Opposition lays siege to Cowen on first day back
THE economic and banking crisis dominated the return of the Dail yesterday with the Taoiseach standing accused of "crushing the spirit" of the country.
Taoiseach Brian Cowen faced a grilling from opposition parties on his Anglo Irish Bank decisions and job creation policies, as the Dail returned after its summer recess of 12 weeks.
Fine Gael leader Enda Kenny claimed there was now "despair, confusion and fear" among the public because of the uncertainty surrounding government action.
The bank bailout was the "most catastrophic" decision in the history of the country, Mr Kenny claimed.
Wading in, Labour leader Eamon Gilmore said an average of 320 jobs had been lost every day since Mr Cowen had become Taoiseach.
But the Taoiseach insisted that 300,000 jobs could be created over the next five years and pledged to unveil the final cost of the bailed-out Anglo Irish Bank today.
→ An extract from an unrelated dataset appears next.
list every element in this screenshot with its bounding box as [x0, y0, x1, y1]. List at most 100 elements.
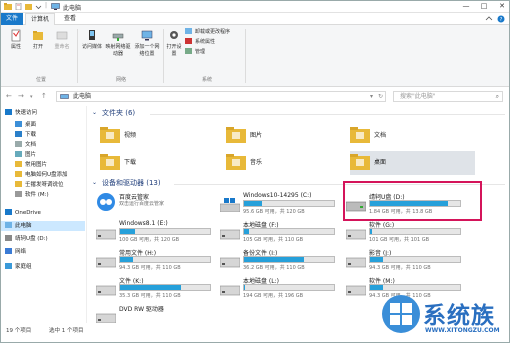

He strongly hinted the final bill could come to somewhere in the region of €30bn, which would result in an additional annual interest payment on the national debt of €1.5bn.
Mr Cowen, who has endured a difficult few weeks following his infamous 'Morning Ireland' interview, also hit out at what he called the "populist games" being played by the Labour Party in order to win votes.
With Labour again opposing the banking guarantee last night, Mr Cowen claimed they were "winning out there" with stances that failed to recognise that the banks needed to be fixed in order to achieve economic growth.
"You'll (Mr Gilmore) get plenty of kudos for it. . . playing the old game and hoping you'll get a few votes out of it," Mr Cowen said.
Setting the tone for what is expected to be a tough and unpredictable Dail term, the opposition parties launched a blistering attack on the Government's record.
"There is despair, confusion and fear as a result of the uncertainty surrounding government action," Mr Kenny claimed.
He accused the Taoiseach of implementing policies that had "crushed the spirit of many of the people".
But Mr Cowen accused Fine Gael and Labour of an "exaggerated portrayal" of the state of the economy, which didn't help the spirit of the country.